Au contraire, s’agissant de la “contribution carbone“, la décision du Conseil constitutionnel du 29 décembre 2009 (n° 2009-599 DC) relative à la loi de finances pour 2010, considère que les moyens retenus par le législateur ne permettaient pas la mise en place de l’objectif de lutte contre le réchauffement climatique dans des conditions respectueuses du principe d’égalité devant les charges publiques. En effet, les entreprises, qui allaient être soumises au système d’échange de quotas d’émission de gaz à effet de serre, détenaient pendant une certaine période des quotas obtenus gratuitement.

Les dérogations au principe d’égalité sont donc soumises à un contrôle au cas par cas. Ici, la proposition de redistribution d’une partie de la fiscalité environnementale aux ménages les plus modestes émanant de la Cour des comptes contribuera, si elle est reprise par le législateur, à éviter une censure du Conseil constitutionnel.
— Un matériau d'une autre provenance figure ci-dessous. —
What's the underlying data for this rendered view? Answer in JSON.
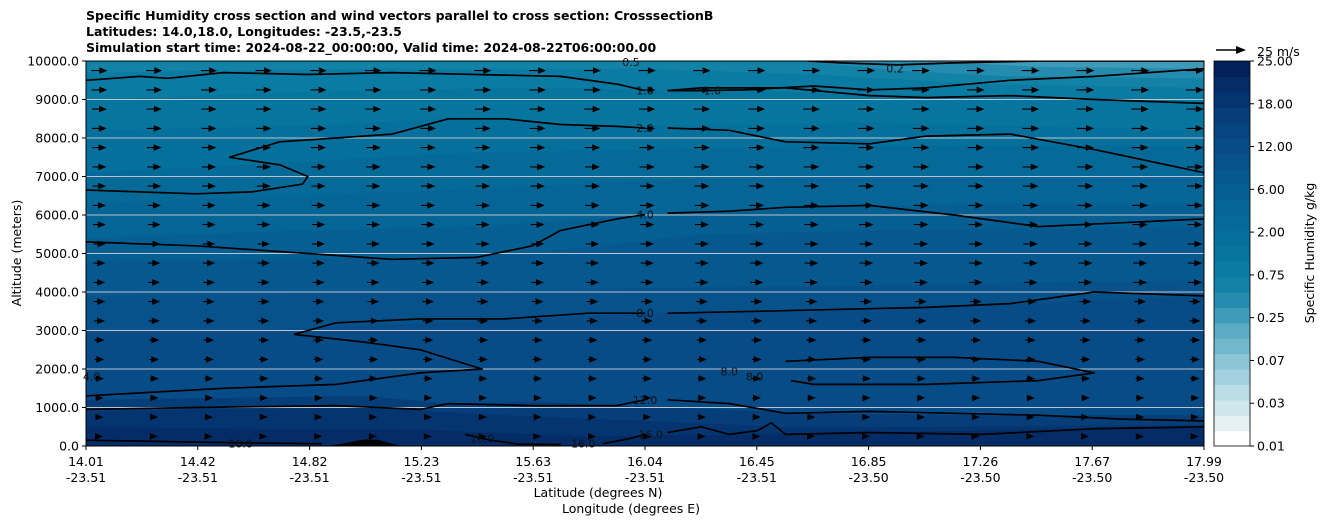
{
  "chart_data": {
    "type": "contour",
    "title_lines": [
      "Specific Humidity cross section and wind vectors parallel to cross section: CrosssectionB",
      "Latitudes: 14.0,18.0, Longitudes: -23.5,-23.5",
      "Simulation start time: 2024-08-22_00:00:00, Valid time: 2024-08-22T06:00:00.00"
    ],
    "xlabel_lat": "Latitude (degrees N)",
    "xlabel_lon": "Longitude (degrees E)",
    "ylabel": "Altitude (meters)",
    "ylim": [
      0,
      10000
    ],
    "xlim": [
      14.01,
      17.99
    ],
    "y_ticks": [
      {
        "value": 0,
        "label": "0.0"
      },
      {
        "value": 1000,
        "label": "1000.0"
      },
      {
        "value": 2000,
        "label": "2000.0"
      },
      {
        "value": 3000,
        "label": "3000.0"
      },
      {
        "value": 4000,
        "label": "4000.0"
      },
      {
        "value": 5000,
        "label": "5000.0"
      },
      {
        "value": 6000,
        "label": "6000.0"
      },
      {
        "value": 7000,
        "label": "7000.0"
      },
      {
        "value": 8000,
        "label": "8000.0"
      },
      {
        "value": 9000,
        "label": "9000.0"
      },
      {
        "value": 10000,
        "label": "10000.0"
      }
    ],
    "x_ticks": [
      {
        "lat": "14.01",
        "lon": "-23.51"
      },
      {
        "lat": "14.42",
        "lon": "-23.51"
      },
      {
        "lat": "14.82",
        "lon": "-23.51"
      },
      {
        "lat": "15.23",
        "lon": "-23.51"
      },
      {
        "lat": "15.63",
        "lon": "-23.51"
      },
      {
        "lat": "16.04",
        "lon": "-23.51"
      },
      {
        "lat": "16.45",
        "lon": "-23.51"
      },
      {
        "lat": "16.85",
        "lon": "-23.50"
      },
      {
        "lat": "17.26",
        "lon": "-23.50"
      },
      {
        "lat": "17.67",
        "lon": "-23.50"
      },
      {
        "lat": "17.99",
        "lon": "-23.50"
      }
    ],
    "grid": "horizontal",
    "colorbar": {
      "label": "Specific Humidity g/kg",
      "levels": [
        0.01,
        0.02,
        0.03,
        0.05,
        0.07,
        0.1,
        0.25,
        0.35,
        0.5,
        0.75,
        1.0,
        1.5,
        2.0,
        3.0,
        4.0,
        5.0,
        6.0,
        8.0,
        10.0,
        12.0,
        14.0,
        16.0,
        18.0,
        20.0,
        22.0,
        25.0
      ],
      "tick_labels": [
        "0.01",
        "0.03",
        "0.07",
        "0.25",
        "0.75",
        "2.00",
        "6.00",
        "12.00",
        "18.00",
        "25.00"
      ],
      "colors": [
        "#ffffff",
        "#e5f1f4",
        "#cfe6ec",
        "#bbdde6",
        "#a4d1df",
        "#8cc5d6",
        "#72b8cd",
        "#5aabc3",
        "#3f9bba",
        "#268caf",
        "#1282a7",
        "#0a7ba2",
        "#06769f",
        "#04709b",
        "#056a98",
        "#056596",
        "#065f92",
        "#06598f",
        "#07528b",
        "#074c87",
        "#074581",
        "#063e7a",
        "#053570",
        "#042c66",
        "#03215a"
      ]
    },
    "contour_labels": [
      {
        "text": "0.5",
        "lat": 15.95,
        "alt": 9970
      },
      {
        "text": "0.2",
        "lat": 16.89,
        "alt": 9800
      },
      {
        "text": "1.0",
        "lat": 16.0,
        "alt": 9230
      },
      {
        "text": "1.0",
        "lat": 16.24,
        "alt": 9230
      },
      {
        "text": "2.0",
        "lat": 16.0,
        "alt": 8260
      },
      {
        "text": "4.0",
        "lat": 16.0,
        "alt": 6010
      },
      {
        "text": "8.0",
        "lat": 16.0,
        "alt": 3450
      },
      {
        "text": "8.0",
        "lat": 16.3,
        "alt": 1930
      },
      {
        "text": "8.0",
        "lat": 16.39,
        "alt": 1800
      },
      {
        "text": "4.0",
        "lat": 14.03,
        "alt": 1800
      },
      {
        "text": "12.0",
        "lat": 16.0,
        "alt": 1200
      },
      {
        "text": "16.0",
        "lat": 14.56,
        "alt": 60
      },
      {
        "text": "16.0",
        "lat": 15.42,
        "alt": 200
      },
      {
        "text": "16.0",
        "lat": 15.78,
        "alt": 60
      },
      {
        "text": "16.0",
        "lat": 16.02,
        "alt": 300
      }
    ],
    "wind_reference": {
      "label": "25 m/s"
    }
  }
}
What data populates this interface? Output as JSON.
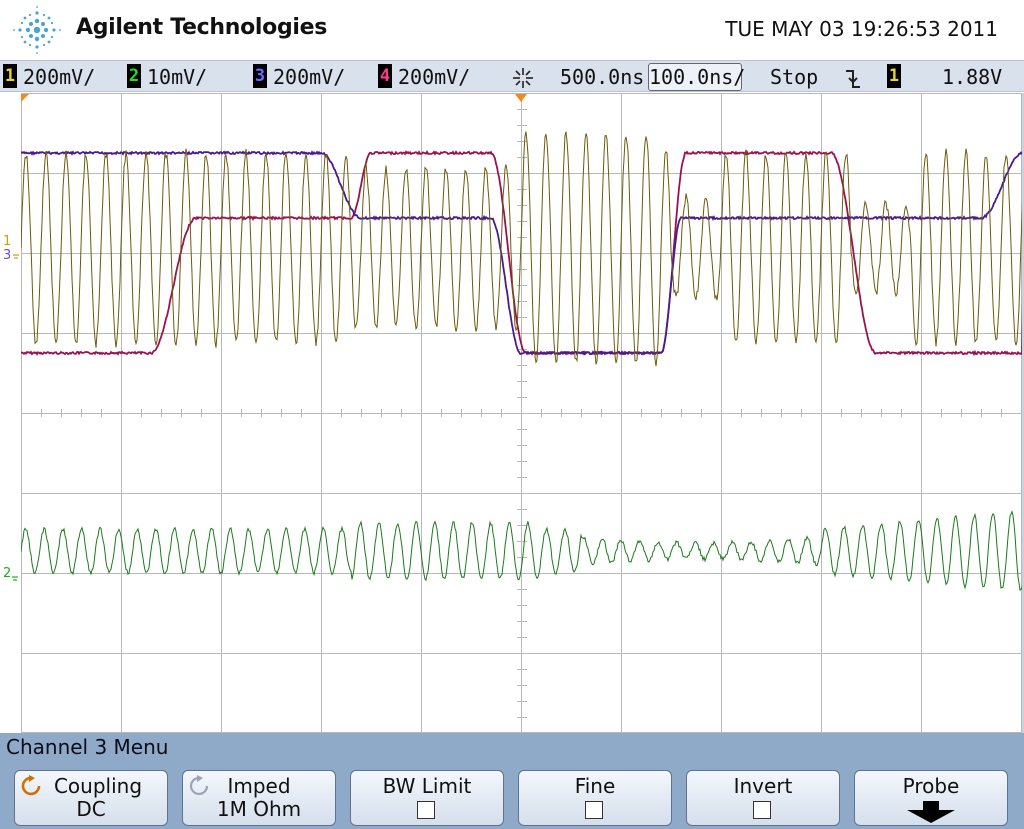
{
  "header": {
    "brand": "Agilent Technologies",
    "datetime": "TUE MAY 03 19:26:53 2011",
    "logo_icon": "spark-logo-icon"
  },
  "status_bar": {
    "channels": [
      {
        "number": "1",
        "scale": "200mV/",
        "color": "#e9d32c"
      },
      {
        "number": "2",
        "scale": "10mV/",
        "color": "#22dd22"
      },
      {
        "number": "3",
        "scale": "200mV/",
        "color": "#5b5bff"
      },
      {
        "number": "4",
        "scale": "200mV/",
        "color": "#ff3c8a"
      }
    ],
    "delay_icon": "time-reference-icon",
    "delay": "500.0ns",
    "timebase": "100.0ns/",
    "run_state": "Stop",
    "trigger_icon": "falling-edge-trigger-icon",
    "trigger_channel": "1",
    "trigger_level": "1.88V"
  },
  "colors": {
    "ch1": "#6b5a0a",
    "ch2": "#1b7a1b",
    "ch3": "#4a1b8c",
    "ch4": "#9a1250",
    "grid": "#b8b8b8",
    "softkey_bar": "#8fa9c8"
  },
  "markers": {
    "ch1_ground": "1",
    "ch3_ground": "3",
    "ch2_ground": "2"
  },
  "menu": {
    "title": "Channel 3  Menu",
    "softkeys": [
      {
        "line1": "Coupling",
        "line2": "DC",
        "icon": "refresh-icon"
      },
      {
        "line1": "Imped",
        "line2": "1M Ohm",
        "icon": "refresh-icon"
      },
      {
        "line1": "BW Limit",
        "line2": "",
        "icon": "checkbox-icon"
      },
      {
        "line1": "Fine",
        "line2": "",
        "icon": "checkbox-icon"
      },
      {
        "line1": "Invert",
        "line2": "",
        "icon": "checkbox-icon"
      },
      {
        "line1": "Probe",
        "line2": "",
        "icon": "down-arrow-icon"
      }
    ]
  }
}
En définitive, ce rapport témoigne de l’implication de la Cour des comptes dans la transition écologique et énergétique. Il s’insère dans la dynamique initiée par le Conseil d’État qui a condamné l’État français, dans une décision historique du 1er juillet 2021, pour inaction face au changement climatique.

En permettant de revenir sur le principe d’universalité budgétaire, défendu depuis des années, la Cour des comptes reconnait à son tour que l’urgence écologique implique une réponse juridique à la hauteur.